Here's a great chart from Swedish health professor Hans Rosling. The UN's Population Division now expects the global number of births to hit a record 139 million in 2014 — and then start falling slightly thereafter.
In other words, there's a real possibility that we could hit peak births as soon as this year (albeit with another bump in the 2040s):
Now, even if this does happen, the total number of people on the planet would still keep growing, so long as births outnumber deaths. In its most recent forecast, the UN predicted that the world's population would keep rising throughout this century, reaching 10.9 billion people by 2100.
But then again, it's also possible that these figures aren't correct — and the above chart is way off. Demographic predictions are notoriously difficult. And one big reason for that is that it's hard to count even the number of people currently on the planet.
Why population estimates are so uncertain
Even the best-run census in Europe or North America tends to undercount the number of people by as much as 3 percent.
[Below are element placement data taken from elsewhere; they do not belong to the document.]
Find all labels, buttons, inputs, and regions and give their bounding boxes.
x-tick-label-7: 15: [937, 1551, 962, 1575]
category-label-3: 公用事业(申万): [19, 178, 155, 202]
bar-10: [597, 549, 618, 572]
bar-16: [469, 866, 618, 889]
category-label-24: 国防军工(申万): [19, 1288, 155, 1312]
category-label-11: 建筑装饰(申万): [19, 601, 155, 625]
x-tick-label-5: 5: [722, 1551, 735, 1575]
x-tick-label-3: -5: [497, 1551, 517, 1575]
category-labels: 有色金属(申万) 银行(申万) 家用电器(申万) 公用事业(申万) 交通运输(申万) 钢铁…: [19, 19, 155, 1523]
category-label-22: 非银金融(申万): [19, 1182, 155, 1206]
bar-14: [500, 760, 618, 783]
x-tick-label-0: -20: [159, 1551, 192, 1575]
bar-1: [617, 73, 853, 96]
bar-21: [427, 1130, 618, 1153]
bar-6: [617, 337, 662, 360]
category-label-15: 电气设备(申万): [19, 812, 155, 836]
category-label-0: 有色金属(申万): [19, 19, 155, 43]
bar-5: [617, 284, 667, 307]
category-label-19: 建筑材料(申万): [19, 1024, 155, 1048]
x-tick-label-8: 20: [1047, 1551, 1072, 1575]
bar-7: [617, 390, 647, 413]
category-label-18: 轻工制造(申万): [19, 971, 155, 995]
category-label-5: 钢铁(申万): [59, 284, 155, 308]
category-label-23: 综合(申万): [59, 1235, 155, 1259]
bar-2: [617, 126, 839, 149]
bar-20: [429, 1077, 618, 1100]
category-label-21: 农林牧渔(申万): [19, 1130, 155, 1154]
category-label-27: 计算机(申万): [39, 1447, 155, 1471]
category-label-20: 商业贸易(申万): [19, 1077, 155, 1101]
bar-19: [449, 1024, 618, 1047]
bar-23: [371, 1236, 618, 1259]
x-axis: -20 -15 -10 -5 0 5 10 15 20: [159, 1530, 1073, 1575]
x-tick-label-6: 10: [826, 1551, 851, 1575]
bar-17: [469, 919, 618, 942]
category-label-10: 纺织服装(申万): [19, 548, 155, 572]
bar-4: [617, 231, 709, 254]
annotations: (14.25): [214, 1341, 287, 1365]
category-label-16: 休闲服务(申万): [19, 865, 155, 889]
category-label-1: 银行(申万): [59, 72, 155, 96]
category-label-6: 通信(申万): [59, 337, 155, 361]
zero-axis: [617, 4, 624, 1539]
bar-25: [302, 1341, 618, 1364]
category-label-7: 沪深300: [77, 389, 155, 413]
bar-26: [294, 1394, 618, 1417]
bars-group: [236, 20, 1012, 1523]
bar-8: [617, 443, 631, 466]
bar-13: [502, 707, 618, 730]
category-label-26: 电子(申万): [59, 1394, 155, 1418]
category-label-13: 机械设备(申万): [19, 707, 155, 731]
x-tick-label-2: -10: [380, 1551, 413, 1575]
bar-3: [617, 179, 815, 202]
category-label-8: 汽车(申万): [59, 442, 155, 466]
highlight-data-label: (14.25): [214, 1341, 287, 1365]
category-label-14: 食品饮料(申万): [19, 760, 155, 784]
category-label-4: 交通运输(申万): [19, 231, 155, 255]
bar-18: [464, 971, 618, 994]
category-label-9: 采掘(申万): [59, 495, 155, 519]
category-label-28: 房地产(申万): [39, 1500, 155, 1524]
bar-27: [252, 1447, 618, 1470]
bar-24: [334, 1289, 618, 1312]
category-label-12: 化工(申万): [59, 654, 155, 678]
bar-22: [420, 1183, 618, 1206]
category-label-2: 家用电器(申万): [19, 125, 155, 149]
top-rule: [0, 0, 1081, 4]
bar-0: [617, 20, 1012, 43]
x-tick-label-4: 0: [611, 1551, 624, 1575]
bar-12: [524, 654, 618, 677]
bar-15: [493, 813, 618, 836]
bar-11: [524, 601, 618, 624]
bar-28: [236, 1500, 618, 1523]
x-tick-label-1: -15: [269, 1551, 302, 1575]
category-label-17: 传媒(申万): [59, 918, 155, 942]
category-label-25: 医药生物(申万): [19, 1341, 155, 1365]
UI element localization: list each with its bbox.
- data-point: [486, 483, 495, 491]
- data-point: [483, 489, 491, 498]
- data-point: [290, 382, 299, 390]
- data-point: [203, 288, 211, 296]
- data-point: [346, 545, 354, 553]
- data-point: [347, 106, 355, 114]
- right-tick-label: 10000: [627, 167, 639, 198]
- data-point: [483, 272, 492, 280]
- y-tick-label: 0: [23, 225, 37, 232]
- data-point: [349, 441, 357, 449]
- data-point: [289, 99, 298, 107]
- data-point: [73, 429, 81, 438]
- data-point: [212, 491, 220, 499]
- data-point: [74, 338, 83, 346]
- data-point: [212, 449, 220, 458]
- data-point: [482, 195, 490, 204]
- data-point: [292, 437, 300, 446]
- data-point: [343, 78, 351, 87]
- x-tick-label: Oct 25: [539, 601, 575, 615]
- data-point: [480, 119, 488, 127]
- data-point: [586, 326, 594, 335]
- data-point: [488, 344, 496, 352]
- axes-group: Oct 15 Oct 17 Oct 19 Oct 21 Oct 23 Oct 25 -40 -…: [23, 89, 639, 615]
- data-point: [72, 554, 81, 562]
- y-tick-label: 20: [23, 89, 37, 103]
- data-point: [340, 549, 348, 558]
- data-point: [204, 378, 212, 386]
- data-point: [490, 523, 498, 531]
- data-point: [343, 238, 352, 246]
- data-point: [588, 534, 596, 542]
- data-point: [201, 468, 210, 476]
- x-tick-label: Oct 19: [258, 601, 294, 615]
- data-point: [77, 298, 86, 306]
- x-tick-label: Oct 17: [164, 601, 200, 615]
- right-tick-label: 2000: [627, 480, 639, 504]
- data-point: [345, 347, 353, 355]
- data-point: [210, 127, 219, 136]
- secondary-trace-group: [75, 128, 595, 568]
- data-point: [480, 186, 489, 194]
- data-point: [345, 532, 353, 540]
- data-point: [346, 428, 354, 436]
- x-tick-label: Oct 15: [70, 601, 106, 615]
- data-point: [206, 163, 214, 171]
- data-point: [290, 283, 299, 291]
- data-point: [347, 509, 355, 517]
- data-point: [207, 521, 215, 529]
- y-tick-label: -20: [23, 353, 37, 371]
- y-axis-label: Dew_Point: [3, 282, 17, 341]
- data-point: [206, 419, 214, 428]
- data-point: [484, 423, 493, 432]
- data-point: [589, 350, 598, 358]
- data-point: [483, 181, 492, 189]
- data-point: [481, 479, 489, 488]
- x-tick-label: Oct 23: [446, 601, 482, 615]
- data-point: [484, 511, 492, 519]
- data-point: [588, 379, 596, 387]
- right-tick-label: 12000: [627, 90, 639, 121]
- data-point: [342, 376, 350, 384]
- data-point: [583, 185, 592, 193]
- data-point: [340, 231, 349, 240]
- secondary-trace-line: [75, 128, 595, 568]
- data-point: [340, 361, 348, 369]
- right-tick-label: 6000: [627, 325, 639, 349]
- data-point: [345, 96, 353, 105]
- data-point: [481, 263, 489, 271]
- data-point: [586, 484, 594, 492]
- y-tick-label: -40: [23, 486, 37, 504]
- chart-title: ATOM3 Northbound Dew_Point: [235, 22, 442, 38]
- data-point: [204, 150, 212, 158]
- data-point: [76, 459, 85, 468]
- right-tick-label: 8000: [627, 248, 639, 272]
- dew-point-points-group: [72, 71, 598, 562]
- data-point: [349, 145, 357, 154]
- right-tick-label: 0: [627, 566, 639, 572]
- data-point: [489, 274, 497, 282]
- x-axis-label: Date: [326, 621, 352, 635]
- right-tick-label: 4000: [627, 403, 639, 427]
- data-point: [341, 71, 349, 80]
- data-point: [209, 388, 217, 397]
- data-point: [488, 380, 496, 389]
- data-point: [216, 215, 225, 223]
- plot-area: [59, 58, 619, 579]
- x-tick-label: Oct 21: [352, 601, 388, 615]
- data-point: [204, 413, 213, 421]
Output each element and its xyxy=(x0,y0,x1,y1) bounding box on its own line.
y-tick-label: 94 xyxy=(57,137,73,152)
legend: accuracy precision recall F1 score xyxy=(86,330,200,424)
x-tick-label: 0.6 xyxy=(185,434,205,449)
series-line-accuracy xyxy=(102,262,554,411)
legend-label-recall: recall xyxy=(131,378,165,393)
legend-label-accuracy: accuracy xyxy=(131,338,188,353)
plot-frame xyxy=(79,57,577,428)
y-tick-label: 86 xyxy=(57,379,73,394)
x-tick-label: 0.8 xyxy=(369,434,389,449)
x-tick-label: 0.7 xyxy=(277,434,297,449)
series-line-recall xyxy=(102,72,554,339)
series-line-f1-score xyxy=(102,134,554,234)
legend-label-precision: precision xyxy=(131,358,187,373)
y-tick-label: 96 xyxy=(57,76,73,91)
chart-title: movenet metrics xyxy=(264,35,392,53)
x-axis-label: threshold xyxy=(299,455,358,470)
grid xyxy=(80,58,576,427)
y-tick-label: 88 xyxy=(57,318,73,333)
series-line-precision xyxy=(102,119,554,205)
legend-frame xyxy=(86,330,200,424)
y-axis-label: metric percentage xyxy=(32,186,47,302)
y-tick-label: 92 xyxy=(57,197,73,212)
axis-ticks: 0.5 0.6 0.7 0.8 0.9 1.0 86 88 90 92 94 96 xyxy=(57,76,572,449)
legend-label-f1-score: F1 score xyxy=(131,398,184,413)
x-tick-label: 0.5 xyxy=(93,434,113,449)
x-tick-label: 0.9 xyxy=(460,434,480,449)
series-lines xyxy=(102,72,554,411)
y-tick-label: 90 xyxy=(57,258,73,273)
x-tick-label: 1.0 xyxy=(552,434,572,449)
And the uncertainties are even larger in places like Africa or Asia.
For instance, there's a long-running dispute about how many children currently exist in China. The official numbers say about 1.2 children per women. But families are believed to be hiding tens of millions of babies to evade the one-child policy. Likewise, some African countries often take decades to update their census data — which means the current numbers could be way off.
Making predictions about the future is even harder. A lot depends on how fertility rates change, and those can fluctuate unexpectedly. Back in 2011, the UN had to revise its forecast for the number of people in 2100 — from 9 billion to more than 10 billion — because fertility rates in places like Africa weren't falling as predicted.
Nowadays, the UN tends to give a probabilistic forecast with a wide range of projections for future population growth. In many forecasts, the population keeps growing — in others, global population peaks by 2080 or so:
And, of course, there are other groups with their own forecasts. Analysts at Deutsche Bank think the world's population will peak in mid-century at 8.7 billion people and then decline thereafter. They expect fertility rates to fall much faster than the UN does.
The outcomes here matter a lot. For instance, many researchers have pointed out that it will be an enormous challenge to feed 9 billion without destroying the planet. But that task becomes even tougher if it turns out we'll have 12 billion people.
So bottom line: The UN's current best estimates suggest that 2014 will be a peak birth year. But those estimates may well turn out to be wrong — and we may not know the real answer for decades.